Encharcar el terreno de juego
Artículo escrito por: Norberto Chijeb
“Lamentablemente la polarización política está llegando a unos cauces irrespirables, impropios de una sociedad madura como la europea”
Lamentablemente la polarización política está llegando a unos cauces irrespirables, impropios de una sociedad madura como la europea. No es solo una cuestión española, que también, que se extiende como un reguero por todos los países, quizás desde que Donald Trump triunfara en Estados Unidos.
Precisamente el triunfo del magnate en dos elecciones americanas -y esperemos que no termine por cambiar la vieja constitución de Washington y aspirar a un tercer mandato- ha sembrado su legado histriónico y autócrata por todo el mundo, gracias a esa globalización que importan las redes sociales, el gran poder que ha sabido utilizar la derecha más extrema para ser hoy la primera opción política en muchos países demócratas del planeta, aprovechándose de la falta de sintonía entre los jóvenes y los viejos partidos socialista o socialdemócrata y liberal o demócrata cristiano.
En una sociedad polarizada, donde todo es negro o blanco, triunfan los extremos, no solo por ser incapaces de unirse, sino siquiera acercarse. Y en este panorama ganan aquellos que tienen el insulto como estímulo, que gritan más o que reciben más "me gusta" por sus tuits o memes más ofensivos. Estamos en la política espectáculo, esa que impuso Trump hace diez años o aquí, a semejanza, pero por la izquierda, el 15-M.
Y en esta política no se trata de tener el mejor programa electoral; para qué, si luego no lo cumples y te quedas tan ancho con "no he mentido, ha sido un cambio de opinión". Se trata de saber encharcar el campo de juego, importa bien poco si se trata de un bulo o no, lo que importa es sobre todo poner sobre el campo aquello que quieres de lo que se hable, y en esa batalla se han enfrascado todos o casi todos, como el Gobierno español y el PSOE, para contrarrestar al PP de Ayuso, sin importarle siquiera que esa guerra puede que la gane al PP de Núñez Feijóo , pero a costa de darle munición y potenciales votos a la ultraderecha de Vox, que va camino de alcanzar 20% en intención de votos. Uno de cada cinco españoles votaría a Abascal.

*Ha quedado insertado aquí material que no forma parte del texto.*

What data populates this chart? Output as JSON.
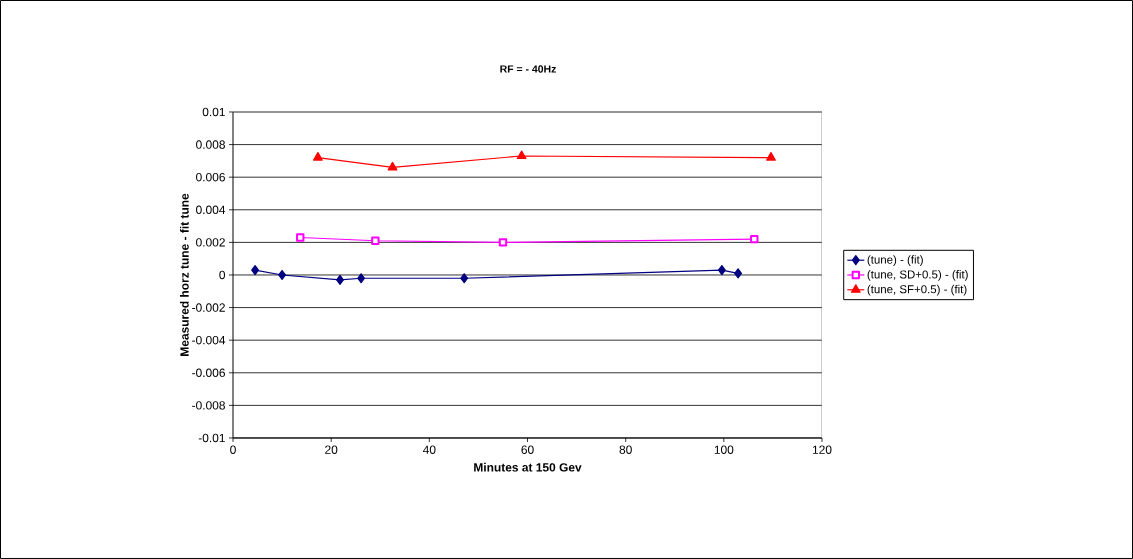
{
  "chart_data": {
    "type": "line",
    "title": "RF = - 40Hz",
    "xlabel": "Minutes at 150 Gev",
    "ylabel": "Measured horz tune - fit tune",
    "xlim": [
      0,
      120
    ],
    "xticks": [
      0,
      20,
      40,
      60,
      80,
      100,
      120
    ],
    "ylim": [
      -0.01,
      0.01
    ],
    "yticks": [
      -0.01,
      -0.008,
      -0.006,
      -0.004,
      -0.002,
      0,
      0.002,
      0.004,
      0.006,
      0.008,
      0.01
    ],
    "grid": "y",
    "legend": "right",
    "line_style": "solid",
    "series": [
      {
        "name": "(tune) - (fit)",
        "color": "#000080",
        "marker": "diamond",
        "x": [
          4.5,
          10,
          21.8,
          26.1,
          47.1,
          99.6,
          102.9
        ],
        "values": [
          0.0003,
          0.0,
          -0.0003,
          -0.0002,
          -0.0002,
          0.0003,
          0.0001
        ]
      },
      {
        "name": "(tune, SD+0.5) - (fit)",
        "color": "#ff00ff",
        "marker": "square",
        "x": [
          13.7,
          29.0,
          55.0,
          106.2
        ],
        "values": [
          0.0023,
          0.0021,
          0.002,
          0.0022
        ]
      },
      {
        "name": "(tune, SF+0.5) - (fit)",
        "color": "#ff0000",
        "marker": "triangle",
        "x": [
          17.3,
          32.5,
          58.8,
          109.6
        ],
        "values": [
          0.0072,
          0.0066,
          0.0073,
          0.0072
        ]
      }
    ]
  }
}
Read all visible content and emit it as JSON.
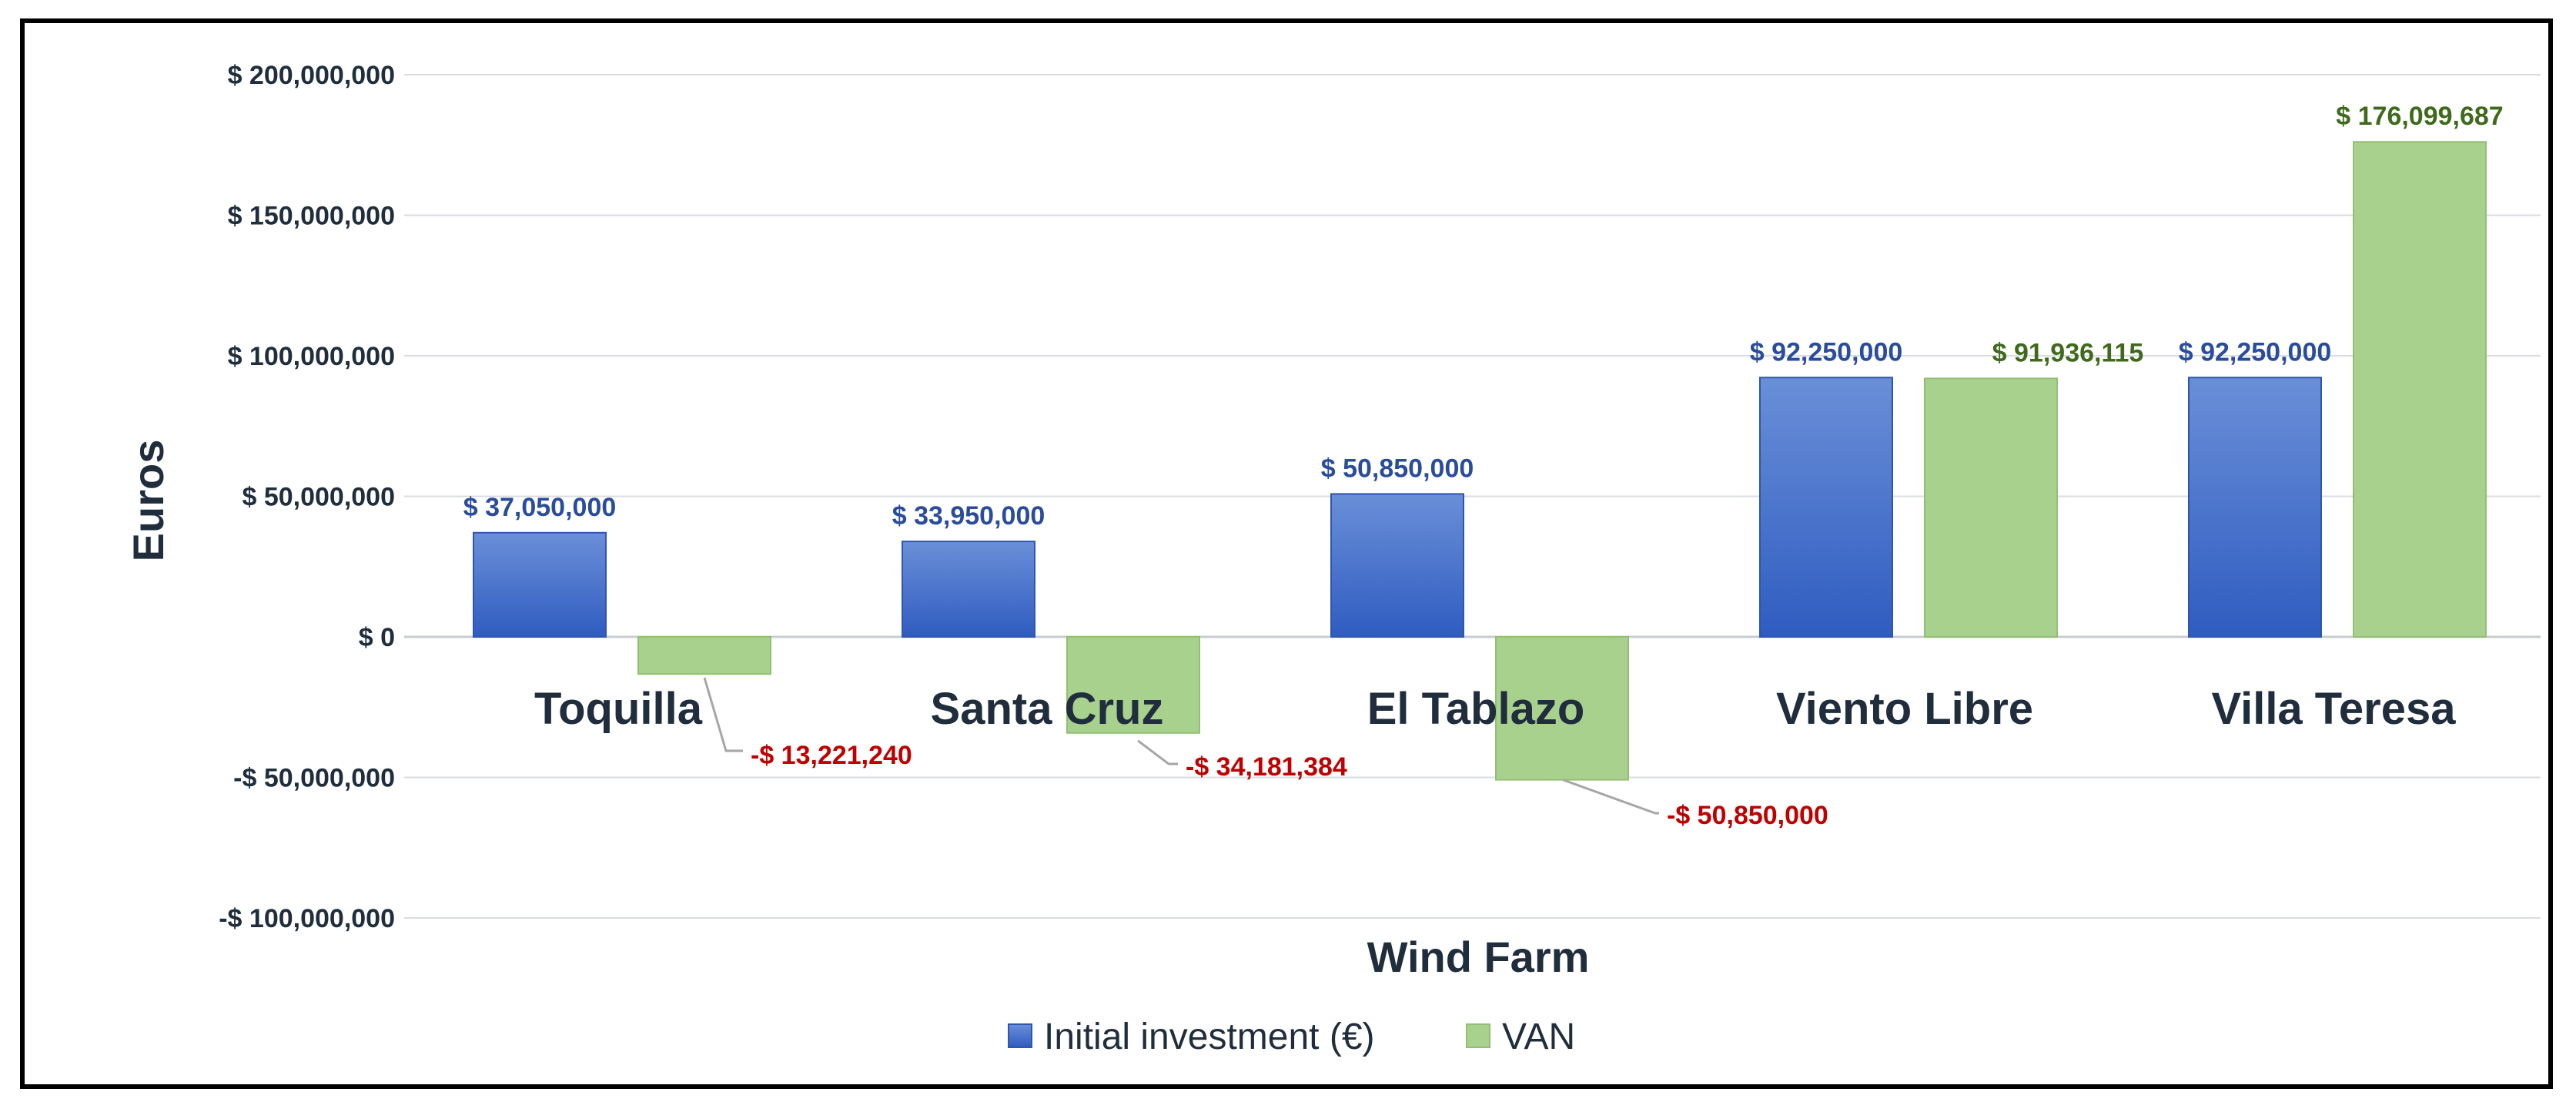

Ya no importa que la economía vaya bien, dentro de lo que cabe; que hayamos sacado la cabeza del fango después de la pandemia, o que España no se rompa, con o sin amnistía, con o sin indultos, con o sin corrupción. Aquí lo que importa es imponer el relato y que se hable del genocidio en Gaza o de la "batucada" de la Flotilla de la libertad, que no es que esté mal, pero no para asistir ante tanta división cuando el 80% de los españoles asume que lo de la acción del Gobierno de Israel sobre los civiles palestinos es una barbarie, un crimen de guerra.
Pero ahí están, tirándose los trastos, como lo hacen con migración o vivienda, problemas de índole nacional en donde nunca se debería encharcar el campo, se debería jugar limpiamente sobre él, y encontrar entre todos una solución con luces largas, aparcando el cortoplacismo de nuestros políticos, enredados, por otra parte, en el "y tú más" cuando le sacan los colores por una gestión corruptela. País.